Je travaille beaucoup avec les acteurs et avec des élèves comédiens en fin d’études (je viens par exemple de faire un parcours de trois ans avec les élèves du conservatoire de Sète) et je trouve que la langue de Guyotat est un révélateur de la beauté de l’acteur. C’est une langue que l’on peut qualifier de sacrée au sens large, parce que, comme dans La Nuit, elle touche au corps, elle passe par le corps, elle le traverse. Pierre Guyotat est un immense auteur vivant qui a su donner à l’écriture contemporaine l’une de ses langues la plus éclatante et rude, politique et sexuelle, tendre et crue. Ses textes révèlent des choses essentielles sur notre histoire, sur notre humanité et sur le théâtre. Ce travail, qui n’est encore qu’une ébauche de spectacle, est là d’abord pour dire notre amour de ses textes. Il y aura dix personnes sur le plateau.

A la lueur de tout ce que vous m’avez dit, j’aimerais connaître la tonalité de l’édito 99 que vous avez écrit pour le colibri ?

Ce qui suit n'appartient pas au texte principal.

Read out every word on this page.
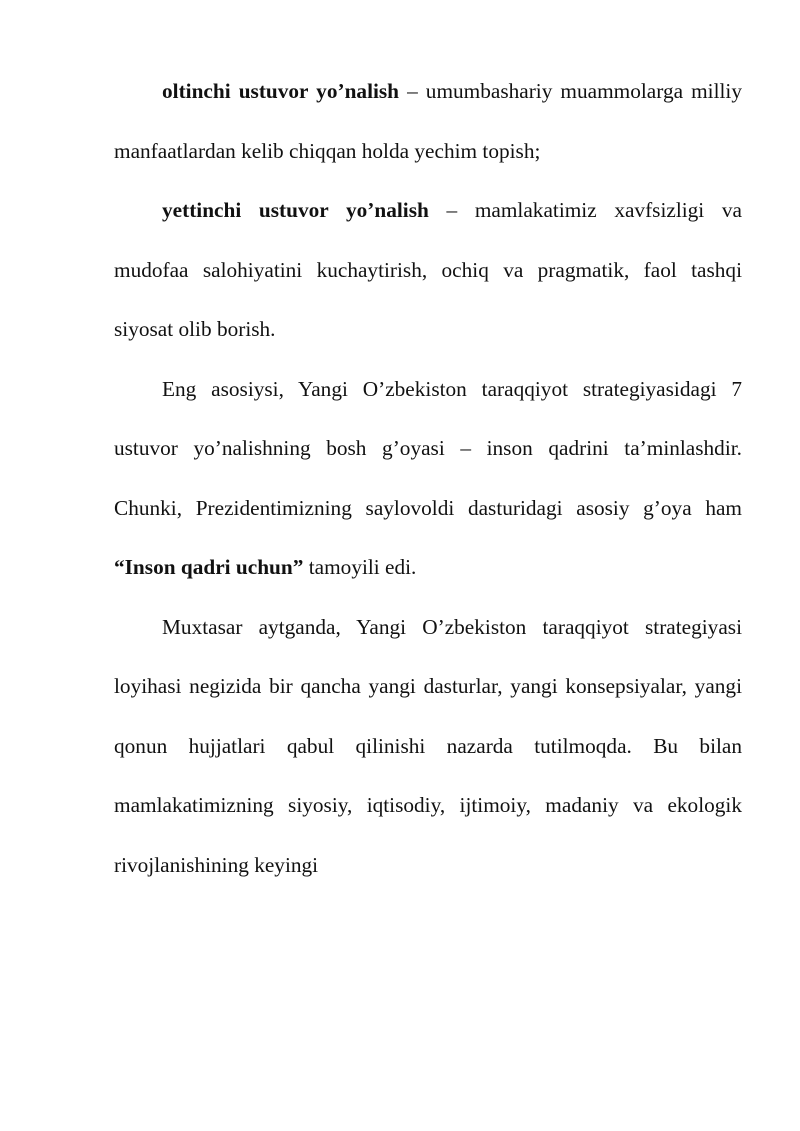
oltinchi ustuvor yo’nalish – umumbashariy muammolarga milliy manfaatlardan kelib chiqqan holda yechim topish;

yettinchi ustuvor yo’nalish – mamlakatimiz xavfsizligi va mudofaa salohiyatini kuchaytirish, ochiq va pragmatik, faol tashqi siyosat olib borish.

Eng asosiysi, Yangi O’zbekiston taraqqiyot strategiyasidagi 7 ustuvor yo’nalishning bosh g’oyasi – inson qadrini ta’minlashdir. Chunki, Prezidentimizning saylovoldi dasturidagi asosiy g’oya ham “Inson qadri uchun” tamoyili edi.

Muxtasar aytganda, Yangi O’zbekiston taraqqiyot strategiyasi loyihasi negizida bir qancha yangi dasturlar, yangi konsepsiyalar, yangi qonun hujjatlari qabul qilinishi nazarda tutilmoqda. Bu bilan mamlakatimizning siyosiy, iqtisodiy, ijtimoiy, madaniy va ekologik rivojlanishining keyingi
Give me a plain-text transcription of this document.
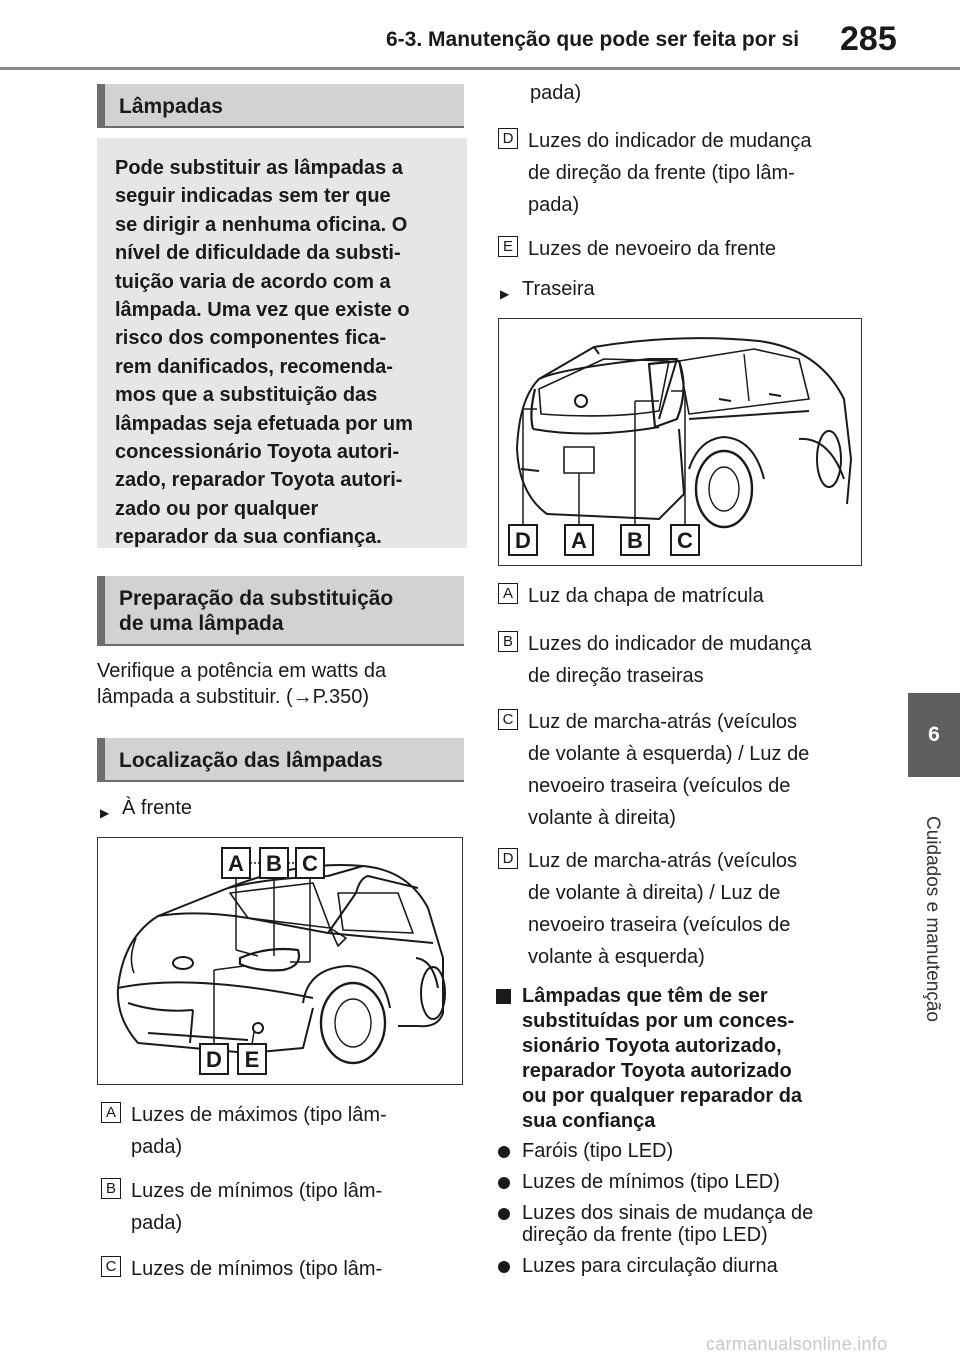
6-3. Manutenção que pode ser feita por si 285
6
Cuidados e manutenção
Lâmpadas
Pode substituir as lâmpadas a
seguir indicadas sem ter que
se dirigir a nenhuma oficina. O
nível de dificuldade da substi-
tuição varia de acordo com a
lâmpada. Uma vez que existe o
risco dos componentes fica-
rem danificados, recomenda-
mos que a substituição das
lâmpadas seja efetuada por um
concessionário Toyota autori-
zado, reparador Toyota autori-
zado ou por qualquer
reparador da sua confiança.
Preparação da substituição
de uma lâmpada
Verifique a potência em watts da
lâmpada a substituir. (→P.350)
Localização das lâmpadas
▶ À frente
A B C
D E
A Luzes de máximos (tipo lâm-
pada)
B Luzes de mínimos (tipo lâm-
pada)
C Luzes de mínimos (tipo lâm-
pada)
D Luzes do indicador de mudança
de direção da frente (tipo lâm-
pada)
E Luzes de nevoeiro da frente
▶ Traseira
D A B C
A Luz da chapa de matrícula
B Luzes do indicador de mudança
de direção traseiras
C Luz de marcha-atrás (veículos
de volante à esquerda) / Luz de
nevoeiro traseira (veículos de
volante à direita)
D Luz de marcha-atrás (veículos
de volante à direita) / Luz de
nevoeiro traseira (veículos de
volante à esquerda)
Lâmpadas que têm de ser
substituídas por um conces-
sionário Toyota autorizado,
reparador Toyota autorizado
ou por qualquer reparador da
sua confiança
Faróis (tipo LED)
Luzes de mínimos (tipo LED)
Luzes dos sinais de mudança de
direção da frente (tipo LED)
Luzes para circulação diurna
carmanualsonline.info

Je l’ai intitulé « And Ko Sauvo » et je l’ai dédié à Sid Bouziz et à Victor Hugo… (…) « Le seul art dont dépend l’avenir des Serbes, des Kosovars, des bourreaux et des victimes de tout poil, de toute plume, de tout cuir, ce serait l’art de vivre . Car l’art est le seul acte qui ose rivaliser avec la reproduction. Or, tout peut toujours se reproduire, jusqu’à ce qu’un artiste de la vie ait suffisamment de magie dans les mains pour initier des gestes qui disent « non » à la malédiction… et tchao ! Excusez ma naïveté, mais je suis sûre que nous pouvons tous tout reproduire aisément, avec ou sans conscience (…) Je dirais même que tout est là pour ça : les prisons, les familles, les écoles, les facultés, les académies, l’amour. Seul l’art dans sa cruauté candide ouvrirait des perspectives entières, libres, sexuées. Et dans l’art, le théâtre, celui que je sais, celui qui me prend, que je rencontre, me semble ouvrir l’espace de quelque chose comme une vraie proposition d’états unis et désunis, horribles et jubilatoires, respectueux et outrageants ; toujours dans la douceur infinie, la violence tranchante de la caresse qui devient griffe et baiser et gifle et jeu grave, ou léger… immédiat… avec ce qui y a de plus sacré dans les êtres… ».

Qui est Sid Bouzid ?

Il n’apparaît dans aucun dictionnaire. C’est un homme vivant, beau, français, kabyle, gitan… Peut-être qu’il fait partie de ces « citoyens de seconde catégorie » que les démocraties produisent… avec le reste… qui ont presque intérêt de vivre hors la loi pour garder un semblant de dignité, d’amour-propre, de sens le la liberté…

Propos recueillis par

Moni Grégo en diagonale :
Comédienne, actrice, metteur en scène, professeur. Elle fait ses débuts au Théâtre national de Strasbourg sous la direction de A. Steiger (Le Balcon de Genet). Puis elle travaille avec C-T. Gaignaire, Y. Ferry, J. Kraemer, J-P. Wenzel, P. Adrien, C. Rist, H. Colpi, A. Wajda…
Elle met en scène ses propres textes (elle a écrit une vingtaine de pièces de théâtre), mais aussi ceux d’auteurs classiques et contemporains : Molière, Marivaux, P. Valéry, M. Duras, B-M. Koltès, Y. Reynaud, P. Minyana…
Elle anime chaque année, en milieu scolaire ou pour des comédiens professionnels, de nombreux ateliers d’écriture et de jeu théâtral. Elle été professeur au Conservatoire national de Lille, à la Comédie de Saint-Etienne, etc. et vient d’achever un premier cycle de trois ans au Conservatoire de Sète.